Vingt ans avant. Alors qu'elle vient de tuer Dr. Andromeda pour l'empêcher d'ouvrir un portail sur notre dimension pour l'Anti-Dieu, Black Hammer incinère le corps et s'éclipse, n'assumant pas son geste. Elle rentre chez elle où l'attend sa mère - car Lucy avait passé le flambeau à Rosie à cette époque.
Aujourd'hui, Lucy vole au-dessus de la ville et observe l'autre Spiral City dans le ciel, sur le point d''entrer en collision avec sa jumelle. Des agents du T.R.I.D.E.N.T. ignorent comment éviter cette catastrophe. Lucy rejoint Spiral City 2, suivant le signal émis par le bipeur.
Elle découvre alors rapidement que Skulldigger émet le signal et sollicite son aide. Il lui explique qu'il existe un autre Dr; Andromeda, seule à même d'empêcher le désastre. Mais il faut faire vite car Sherlock Frankenstein et sa Ligue du Mal vont s'interposer...

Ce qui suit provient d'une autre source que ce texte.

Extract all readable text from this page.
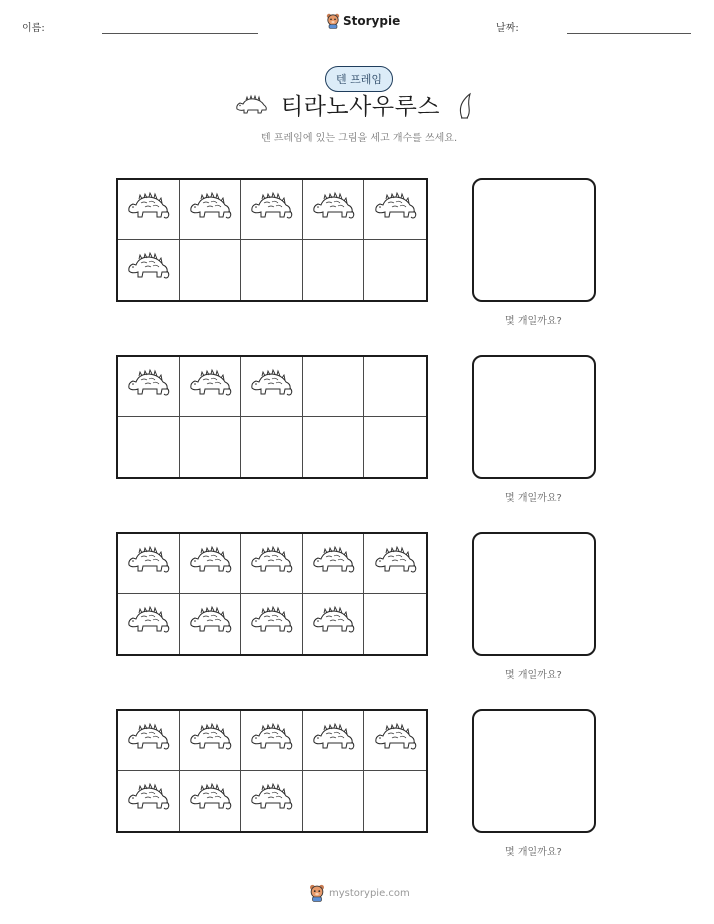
이름:
Storypie
날짜:
텐 프레임
티라노사우루스
텐 프레임에 있는 그림을 세고 개수를 쓰세요.
몇 개일까요?
몇 개일까요?
몇 개일까요?
몇 개일까요?
mystorypie.com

Black Hammer, depuis le début, est à la fois une série super-héroïque, qui s'amuse à déplacer ses héros dans un cadre où leurs pouvoirs ne leur servent à rien, et un commentaire sur les séries super-héroïques en général. Jeff Lemire puise ainsi dans tout ce que Marvel et DC (principalement) on produit pour en recycler les personnages, les motifs, puis les intégrer dans l'environnement qu'il a créé et enfin en tirer une interprétation méta-textuelle.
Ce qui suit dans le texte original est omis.